BANGOR, Maine -&nbspPhotojournalist Jim Harney, recently diagnosed with terminal cancer, will be spending his last days walking to bring attention to the injustice facing undocumented immigrants living in America.

“I’ m dying. I have terminal cancer,” the 68-year-old said at a press conference Tuesday at the Peace and Justice Center. “I intend to spend my last days with human beings who care about others and who are willing to live in solidarity in order to feed the rest of their family.”

Harney will start “The Longest Walk” from Boston to Washington, D.C., at 11 a.m. Tuesday, Aug. 5, during which he will give slideshow presentations and host community forums concerning immigration injustice.

Harney will lead a ceremony that Tuesday morning at the Capitol Building in Boston to honor the some 6,000 Quiche immigrants who have come to the Boston area to find work.

“These people’ s struggles need to be articulated in the thick of the intense [national] debate as [they are the ones] who make our economy work,” commented Harney. “We have to begin to make trade agreements that empower the work force and those who in a very real way, end up being the principal poverty eliminators, the undocumented.”

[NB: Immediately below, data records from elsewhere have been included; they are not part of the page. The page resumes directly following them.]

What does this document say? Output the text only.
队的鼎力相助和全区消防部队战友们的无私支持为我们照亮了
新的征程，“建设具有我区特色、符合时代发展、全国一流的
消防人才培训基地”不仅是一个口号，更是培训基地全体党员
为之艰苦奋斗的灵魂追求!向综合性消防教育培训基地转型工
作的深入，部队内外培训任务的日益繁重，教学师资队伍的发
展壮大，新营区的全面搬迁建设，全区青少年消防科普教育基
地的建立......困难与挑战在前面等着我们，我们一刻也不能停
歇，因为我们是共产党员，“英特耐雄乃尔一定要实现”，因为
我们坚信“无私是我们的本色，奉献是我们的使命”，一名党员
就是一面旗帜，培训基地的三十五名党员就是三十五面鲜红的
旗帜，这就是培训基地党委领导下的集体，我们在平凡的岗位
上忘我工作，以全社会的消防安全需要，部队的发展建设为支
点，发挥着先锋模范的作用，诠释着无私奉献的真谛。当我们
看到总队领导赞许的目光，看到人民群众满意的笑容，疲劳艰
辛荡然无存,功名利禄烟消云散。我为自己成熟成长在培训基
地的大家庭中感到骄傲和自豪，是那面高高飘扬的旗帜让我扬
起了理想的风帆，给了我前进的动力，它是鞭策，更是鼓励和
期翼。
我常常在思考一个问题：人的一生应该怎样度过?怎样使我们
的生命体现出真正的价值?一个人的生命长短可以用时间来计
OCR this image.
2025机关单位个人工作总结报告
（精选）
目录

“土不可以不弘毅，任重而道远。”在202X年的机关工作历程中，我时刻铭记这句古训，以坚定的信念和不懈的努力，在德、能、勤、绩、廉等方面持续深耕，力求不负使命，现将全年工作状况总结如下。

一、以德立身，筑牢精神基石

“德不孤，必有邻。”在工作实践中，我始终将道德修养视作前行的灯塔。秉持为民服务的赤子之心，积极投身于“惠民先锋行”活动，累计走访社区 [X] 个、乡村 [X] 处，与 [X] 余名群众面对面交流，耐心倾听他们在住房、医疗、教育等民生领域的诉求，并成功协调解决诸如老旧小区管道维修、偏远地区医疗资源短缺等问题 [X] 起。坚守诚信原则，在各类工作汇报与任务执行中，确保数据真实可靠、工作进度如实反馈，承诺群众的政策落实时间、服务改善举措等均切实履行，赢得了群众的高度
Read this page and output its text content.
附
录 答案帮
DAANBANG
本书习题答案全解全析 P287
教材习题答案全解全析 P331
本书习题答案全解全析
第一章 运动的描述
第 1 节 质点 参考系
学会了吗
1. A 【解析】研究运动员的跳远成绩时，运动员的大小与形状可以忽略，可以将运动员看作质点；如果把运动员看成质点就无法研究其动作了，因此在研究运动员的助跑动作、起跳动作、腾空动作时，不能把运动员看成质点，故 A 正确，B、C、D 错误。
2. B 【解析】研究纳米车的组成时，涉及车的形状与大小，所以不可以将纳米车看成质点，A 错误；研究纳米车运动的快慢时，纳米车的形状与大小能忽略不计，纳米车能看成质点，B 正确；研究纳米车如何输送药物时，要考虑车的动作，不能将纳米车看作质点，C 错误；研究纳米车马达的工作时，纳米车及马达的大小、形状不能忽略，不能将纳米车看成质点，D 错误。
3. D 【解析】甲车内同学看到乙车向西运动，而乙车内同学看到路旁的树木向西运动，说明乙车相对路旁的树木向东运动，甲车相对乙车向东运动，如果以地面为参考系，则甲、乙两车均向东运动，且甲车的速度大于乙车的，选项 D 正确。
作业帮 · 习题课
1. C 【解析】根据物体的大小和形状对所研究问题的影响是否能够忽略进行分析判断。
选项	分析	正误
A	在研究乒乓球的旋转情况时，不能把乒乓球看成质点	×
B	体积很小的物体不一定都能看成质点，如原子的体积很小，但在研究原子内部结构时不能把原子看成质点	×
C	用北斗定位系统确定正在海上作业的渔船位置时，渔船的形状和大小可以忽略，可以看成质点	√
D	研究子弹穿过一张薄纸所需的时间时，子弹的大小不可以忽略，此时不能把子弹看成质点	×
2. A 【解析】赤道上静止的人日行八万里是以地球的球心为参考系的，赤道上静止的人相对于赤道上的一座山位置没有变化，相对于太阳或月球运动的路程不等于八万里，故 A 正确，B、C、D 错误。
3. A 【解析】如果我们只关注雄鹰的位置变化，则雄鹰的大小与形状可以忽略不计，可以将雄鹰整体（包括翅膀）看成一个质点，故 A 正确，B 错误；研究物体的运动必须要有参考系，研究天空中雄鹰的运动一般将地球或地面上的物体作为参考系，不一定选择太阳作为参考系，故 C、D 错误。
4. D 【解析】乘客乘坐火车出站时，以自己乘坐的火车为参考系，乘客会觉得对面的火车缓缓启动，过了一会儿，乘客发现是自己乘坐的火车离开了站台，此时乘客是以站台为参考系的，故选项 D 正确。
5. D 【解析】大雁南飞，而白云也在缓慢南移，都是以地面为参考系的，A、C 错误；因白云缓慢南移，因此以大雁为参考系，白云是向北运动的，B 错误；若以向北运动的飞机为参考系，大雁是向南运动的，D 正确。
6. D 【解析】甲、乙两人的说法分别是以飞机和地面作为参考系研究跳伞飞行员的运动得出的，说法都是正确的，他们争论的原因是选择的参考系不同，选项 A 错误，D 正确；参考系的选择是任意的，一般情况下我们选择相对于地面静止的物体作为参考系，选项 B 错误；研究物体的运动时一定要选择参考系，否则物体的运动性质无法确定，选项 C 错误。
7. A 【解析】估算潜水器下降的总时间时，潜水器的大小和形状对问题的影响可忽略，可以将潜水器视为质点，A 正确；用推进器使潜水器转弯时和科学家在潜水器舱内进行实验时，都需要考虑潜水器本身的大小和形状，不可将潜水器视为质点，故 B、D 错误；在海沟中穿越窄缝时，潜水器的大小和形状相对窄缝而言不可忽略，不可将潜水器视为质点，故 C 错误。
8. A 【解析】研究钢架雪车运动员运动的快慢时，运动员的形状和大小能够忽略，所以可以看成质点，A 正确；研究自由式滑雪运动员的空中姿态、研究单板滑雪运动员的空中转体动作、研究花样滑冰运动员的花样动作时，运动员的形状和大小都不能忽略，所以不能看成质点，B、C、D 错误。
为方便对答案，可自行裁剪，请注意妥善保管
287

Harney is an Artist in Residence for Posibilidad, a Bangor-based nonprofit organization committed to showcasing the struggles of undocumented immigrants who have been displaced by globalization. “For the past 20 years, he has traveled throughout North and South America, documenting the conditions of poverty and misery in which millions of poor peasants and migrant workers live, sharing in story and photographs the dreams and hopes of a dignified life,” described a press release for the event.

Most recently, Harney has returned from a trip to the U.S. Mexico border as well as the Mexico Guatemala border where he walked with undocumented immigrants heading north to find work.